|Sano, Edson - EMBRAPA (BRAZIL)|
|Qi, J. - UNIVERSITY OF MICHIGAN|
|Huete, Alfredo - UNIVERSITY OF ARIZONA|
Submitted to: Proceedings of the Latino American Seminar on Radar Remote Sensing
Publication Type: Proceedings
Publication Acceptance Date: November 27, 1997
Publication Date: November 27, 1997
Citation: Sano, E.E., Qi, J., Huete, A.R., Moran, M.S. 1997. The use of sar/tm synergy for estimating soilmoisture content over a semi-arid rangeland. In:Proceedings 2nd Latino-American Seminar on Radar Remote Sensing, Sept. 11-12, 1997, Santos, Sao Paulo, Brazil. p. 175-183. Interpretive Summary: Regional maps of soil moisture are important for many applications, including urban and rural planning, global climate analysis and water resource monitoring. Unfortunately, there is no accepted method for mapping soil moisture over large areas. There is evidence that images acquired by satellite-based sensors which measure the backscatter from radar beams can be used to estimate soil moisture. In this study, radar images were combined with other easily obtained data to map the surface soil moisture over a semi-arid rangeland. This appears to be a promising approach for mapping regional soil moisture with reasonable expense and minimal labor.

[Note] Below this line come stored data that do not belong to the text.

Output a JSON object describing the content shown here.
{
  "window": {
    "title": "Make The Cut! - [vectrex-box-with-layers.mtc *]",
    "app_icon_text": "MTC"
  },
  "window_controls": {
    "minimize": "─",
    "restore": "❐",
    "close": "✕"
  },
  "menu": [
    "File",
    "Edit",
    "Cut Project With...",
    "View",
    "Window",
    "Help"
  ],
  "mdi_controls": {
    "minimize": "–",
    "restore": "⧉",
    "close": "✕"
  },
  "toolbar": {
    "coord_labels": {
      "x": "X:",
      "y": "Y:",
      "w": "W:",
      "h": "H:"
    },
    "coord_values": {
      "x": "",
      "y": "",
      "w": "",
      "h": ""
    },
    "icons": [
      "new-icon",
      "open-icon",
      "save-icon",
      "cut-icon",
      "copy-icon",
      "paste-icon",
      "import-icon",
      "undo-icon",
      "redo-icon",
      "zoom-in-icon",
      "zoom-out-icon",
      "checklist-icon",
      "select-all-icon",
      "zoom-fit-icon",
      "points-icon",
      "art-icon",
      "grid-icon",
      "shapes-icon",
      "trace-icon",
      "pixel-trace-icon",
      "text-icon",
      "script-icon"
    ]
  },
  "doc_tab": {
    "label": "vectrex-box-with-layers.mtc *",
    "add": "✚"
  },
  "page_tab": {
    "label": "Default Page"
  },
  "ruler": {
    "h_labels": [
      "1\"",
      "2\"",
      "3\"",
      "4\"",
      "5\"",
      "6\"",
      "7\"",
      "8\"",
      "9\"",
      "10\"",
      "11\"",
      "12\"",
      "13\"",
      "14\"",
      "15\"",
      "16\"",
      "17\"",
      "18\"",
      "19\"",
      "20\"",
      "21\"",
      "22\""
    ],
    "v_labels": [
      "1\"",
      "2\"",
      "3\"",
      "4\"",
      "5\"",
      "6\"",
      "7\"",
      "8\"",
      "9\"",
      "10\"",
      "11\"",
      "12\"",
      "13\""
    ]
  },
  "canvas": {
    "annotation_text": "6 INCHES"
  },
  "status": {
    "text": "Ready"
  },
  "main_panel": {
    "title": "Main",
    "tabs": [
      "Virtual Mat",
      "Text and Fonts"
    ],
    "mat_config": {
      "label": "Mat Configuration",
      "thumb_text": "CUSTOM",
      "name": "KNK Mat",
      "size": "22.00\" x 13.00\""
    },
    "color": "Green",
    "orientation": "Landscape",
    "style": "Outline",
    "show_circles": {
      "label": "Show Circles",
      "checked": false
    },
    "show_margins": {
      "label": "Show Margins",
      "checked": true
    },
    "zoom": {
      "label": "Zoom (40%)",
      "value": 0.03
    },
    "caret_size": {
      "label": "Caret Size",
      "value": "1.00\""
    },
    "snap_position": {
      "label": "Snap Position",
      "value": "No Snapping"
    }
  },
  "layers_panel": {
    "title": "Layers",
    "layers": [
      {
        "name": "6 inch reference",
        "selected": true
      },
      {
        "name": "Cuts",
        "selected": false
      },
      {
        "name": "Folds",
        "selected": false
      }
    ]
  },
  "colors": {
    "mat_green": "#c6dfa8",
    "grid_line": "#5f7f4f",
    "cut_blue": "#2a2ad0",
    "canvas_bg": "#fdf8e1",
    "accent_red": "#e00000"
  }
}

Technical Abstract: The C-band ERS-1 SAR data were combined with the Landsat TM data to improve the soil moisture estimates in a semiarid region. The SAR data were compared with the soil moisture measurement at three conditions: a) without any correction for soil roughness and vegetation effects; b) corrected for soil roughness and effects; and c) corrected for both soil roughness and vegetation effects. The soil roughness effects were taken into account by using a dry season SAR image. The vegetation influence was considered by using an empirical relationship between SAR and leaf area index data, the latter being derived from TM images. Results indicated that the contribution of soil roughness and vegetation in the radar backscatter were significant and they must be taken into account to obtain accurate soil moisture estimations.